Sylvester Lampert bei der Erstkommunion und in der Abschlussklasse der Volksschule. Im Frühjahr 1943 wurde er mit seiner Familie nach Auschwitz deportiert. © Dokumentations- und Kulturzentrum Deutscher Sinti und Roma

Der nationalsozialistische Völkermord an den Sinti und Roma ist in der jahrhundertelangen gemeinsamen Geschichte von Minderheit und Mehrheit ohne Beispiel. Dennoch war dieses Verbrechen nicht voraussetzungslos: Eine von Vorurteilen und Feindseligkeit gepräg­te Haltung gegenüber Sinti und Roma ist tief in der europäischen Geschichte verankert.

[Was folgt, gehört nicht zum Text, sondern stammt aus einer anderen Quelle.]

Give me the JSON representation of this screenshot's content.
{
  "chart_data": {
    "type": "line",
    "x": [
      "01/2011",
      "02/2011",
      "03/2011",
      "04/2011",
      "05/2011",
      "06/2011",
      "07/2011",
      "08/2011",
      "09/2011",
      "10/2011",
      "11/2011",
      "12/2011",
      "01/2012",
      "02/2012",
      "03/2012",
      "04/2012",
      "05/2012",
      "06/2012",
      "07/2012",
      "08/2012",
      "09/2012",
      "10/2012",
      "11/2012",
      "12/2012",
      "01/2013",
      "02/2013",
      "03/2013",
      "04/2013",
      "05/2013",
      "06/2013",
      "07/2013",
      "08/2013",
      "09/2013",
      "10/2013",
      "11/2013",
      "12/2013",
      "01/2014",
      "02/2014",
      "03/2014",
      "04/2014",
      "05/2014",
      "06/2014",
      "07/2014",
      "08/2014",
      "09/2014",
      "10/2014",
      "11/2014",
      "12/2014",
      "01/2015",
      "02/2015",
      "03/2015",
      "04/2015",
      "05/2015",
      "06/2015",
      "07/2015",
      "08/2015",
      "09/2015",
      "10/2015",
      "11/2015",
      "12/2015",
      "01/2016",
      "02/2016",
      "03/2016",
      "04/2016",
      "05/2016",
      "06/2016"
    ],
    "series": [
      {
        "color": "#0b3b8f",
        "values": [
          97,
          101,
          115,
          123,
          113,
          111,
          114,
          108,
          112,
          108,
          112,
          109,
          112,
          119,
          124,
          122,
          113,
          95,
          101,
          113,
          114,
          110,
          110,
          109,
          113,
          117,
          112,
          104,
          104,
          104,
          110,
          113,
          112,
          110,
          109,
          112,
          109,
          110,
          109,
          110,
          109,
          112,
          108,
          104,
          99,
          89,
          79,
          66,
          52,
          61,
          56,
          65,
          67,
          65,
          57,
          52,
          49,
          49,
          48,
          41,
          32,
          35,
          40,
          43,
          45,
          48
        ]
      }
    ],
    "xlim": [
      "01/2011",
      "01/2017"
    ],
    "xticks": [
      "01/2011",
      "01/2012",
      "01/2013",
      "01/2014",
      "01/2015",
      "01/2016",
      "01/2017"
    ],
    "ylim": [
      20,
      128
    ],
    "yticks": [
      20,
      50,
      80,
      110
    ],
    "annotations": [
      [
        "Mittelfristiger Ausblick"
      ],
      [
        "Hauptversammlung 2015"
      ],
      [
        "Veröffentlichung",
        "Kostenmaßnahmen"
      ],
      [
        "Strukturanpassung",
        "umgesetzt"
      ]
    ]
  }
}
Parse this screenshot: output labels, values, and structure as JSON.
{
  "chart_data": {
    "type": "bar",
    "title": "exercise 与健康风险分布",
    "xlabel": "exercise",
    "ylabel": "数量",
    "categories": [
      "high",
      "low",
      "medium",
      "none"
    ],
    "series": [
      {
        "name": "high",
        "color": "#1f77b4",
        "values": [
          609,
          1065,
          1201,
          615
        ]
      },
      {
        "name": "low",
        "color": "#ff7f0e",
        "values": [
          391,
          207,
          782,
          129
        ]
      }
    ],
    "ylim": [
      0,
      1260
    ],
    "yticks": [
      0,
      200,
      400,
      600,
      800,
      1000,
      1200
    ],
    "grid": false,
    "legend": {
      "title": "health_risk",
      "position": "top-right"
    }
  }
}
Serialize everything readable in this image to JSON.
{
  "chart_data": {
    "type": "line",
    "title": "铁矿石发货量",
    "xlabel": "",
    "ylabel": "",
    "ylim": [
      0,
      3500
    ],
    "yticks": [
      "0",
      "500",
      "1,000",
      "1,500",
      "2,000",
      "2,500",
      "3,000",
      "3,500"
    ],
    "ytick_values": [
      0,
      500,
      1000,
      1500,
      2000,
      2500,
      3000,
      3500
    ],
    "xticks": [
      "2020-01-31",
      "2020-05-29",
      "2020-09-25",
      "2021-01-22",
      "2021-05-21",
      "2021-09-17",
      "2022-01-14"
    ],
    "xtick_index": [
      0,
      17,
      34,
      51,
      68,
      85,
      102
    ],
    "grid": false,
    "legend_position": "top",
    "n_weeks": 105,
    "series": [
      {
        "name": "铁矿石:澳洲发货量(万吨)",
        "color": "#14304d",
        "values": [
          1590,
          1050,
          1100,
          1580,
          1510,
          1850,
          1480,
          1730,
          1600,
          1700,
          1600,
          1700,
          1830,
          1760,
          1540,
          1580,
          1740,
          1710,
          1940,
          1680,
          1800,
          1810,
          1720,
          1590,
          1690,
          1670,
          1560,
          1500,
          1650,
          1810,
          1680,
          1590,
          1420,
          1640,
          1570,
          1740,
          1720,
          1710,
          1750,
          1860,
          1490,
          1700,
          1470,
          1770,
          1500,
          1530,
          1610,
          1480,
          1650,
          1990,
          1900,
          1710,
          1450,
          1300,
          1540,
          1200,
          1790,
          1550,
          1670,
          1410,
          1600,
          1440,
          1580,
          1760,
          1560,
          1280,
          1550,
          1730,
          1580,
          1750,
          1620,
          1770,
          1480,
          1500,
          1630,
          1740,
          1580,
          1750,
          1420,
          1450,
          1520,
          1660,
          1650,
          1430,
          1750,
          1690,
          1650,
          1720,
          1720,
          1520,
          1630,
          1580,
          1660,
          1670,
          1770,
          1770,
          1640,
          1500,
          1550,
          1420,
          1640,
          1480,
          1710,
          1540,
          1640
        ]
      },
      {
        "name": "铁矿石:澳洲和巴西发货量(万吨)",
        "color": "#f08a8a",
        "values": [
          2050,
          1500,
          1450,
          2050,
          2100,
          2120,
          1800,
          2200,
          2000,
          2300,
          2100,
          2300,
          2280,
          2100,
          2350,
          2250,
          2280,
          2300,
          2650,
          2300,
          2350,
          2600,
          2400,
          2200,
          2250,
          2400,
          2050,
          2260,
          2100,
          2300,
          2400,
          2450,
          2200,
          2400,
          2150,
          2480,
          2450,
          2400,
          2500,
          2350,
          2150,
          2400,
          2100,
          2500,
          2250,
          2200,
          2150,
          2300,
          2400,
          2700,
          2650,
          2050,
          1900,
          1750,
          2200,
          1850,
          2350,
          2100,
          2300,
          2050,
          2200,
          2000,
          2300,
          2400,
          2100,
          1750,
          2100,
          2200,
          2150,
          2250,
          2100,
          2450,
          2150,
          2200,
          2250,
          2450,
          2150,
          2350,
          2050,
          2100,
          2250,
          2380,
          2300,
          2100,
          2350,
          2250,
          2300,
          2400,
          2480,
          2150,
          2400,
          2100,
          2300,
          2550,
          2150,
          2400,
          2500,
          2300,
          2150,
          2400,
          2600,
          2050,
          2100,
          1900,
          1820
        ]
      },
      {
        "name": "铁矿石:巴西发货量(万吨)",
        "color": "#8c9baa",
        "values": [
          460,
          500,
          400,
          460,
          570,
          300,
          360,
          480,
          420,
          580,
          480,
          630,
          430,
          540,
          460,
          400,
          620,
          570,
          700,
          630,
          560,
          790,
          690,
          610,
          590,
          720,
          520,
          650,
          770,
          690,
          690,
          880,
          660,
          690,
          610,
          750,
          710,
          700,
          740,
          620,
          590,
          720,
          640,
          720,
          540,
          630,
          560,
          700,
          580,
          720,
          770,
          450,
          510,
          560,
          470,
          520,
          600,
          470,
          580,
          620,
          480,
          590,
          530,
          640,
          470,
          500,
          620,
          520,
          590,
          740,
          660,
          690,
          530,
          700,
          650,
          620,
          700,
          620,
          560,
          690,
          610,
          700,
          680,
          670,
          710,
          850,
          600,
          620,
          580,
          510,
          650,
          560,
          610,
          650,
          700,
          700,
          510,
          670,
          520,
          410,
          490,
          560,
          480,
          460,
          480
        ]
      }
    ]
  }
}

Jede Darstellung der Geschichte der Sinti und Roma steht vor dem grundlegenden Problem einer einseitigen Quellenüberlieferung. Fast alle erhaltenen Zeugnisse spiegeln den vorurteilsbeladenen zumeist abschätzigen Blick der Mehrheitsgesellschaft. Die Bilder vom „Zigeuner“ bewegen sich im Spannungsfeld von Stigmatisie­rung und romantischer Verklärung.

Im Zuge ihrer gesellschaftlichen Emanzipation haben Sinti und Roma der Blickmacht der Mehrheitsgesellschaft ihre eigene Sicht und ihre eigene Geschichte gegenübergestellt. Integraler Bestand­teil dieser Internetseite sind historische Privat- und Familienfotos von Sinti und Roma. Diese Selbstzeugnisse zeigen die Menschen in ihrer Individualität und Personalität und bilden einen wichtigen Gegenpol zu den bis heute wirkmächtigen „Zigeuner“-Klischees.

Das begleitende Internetportal (-> sintiundroma.org) zur transportable Ausstellung zum Völkermord an den Sinti und Roma und ihrem langen Kampf um Anerkennung ist eine inhaltliche und gestalterische Weiterentwicklung der ständigen Ausstellung im Heidelberger Dokumentationszentrum.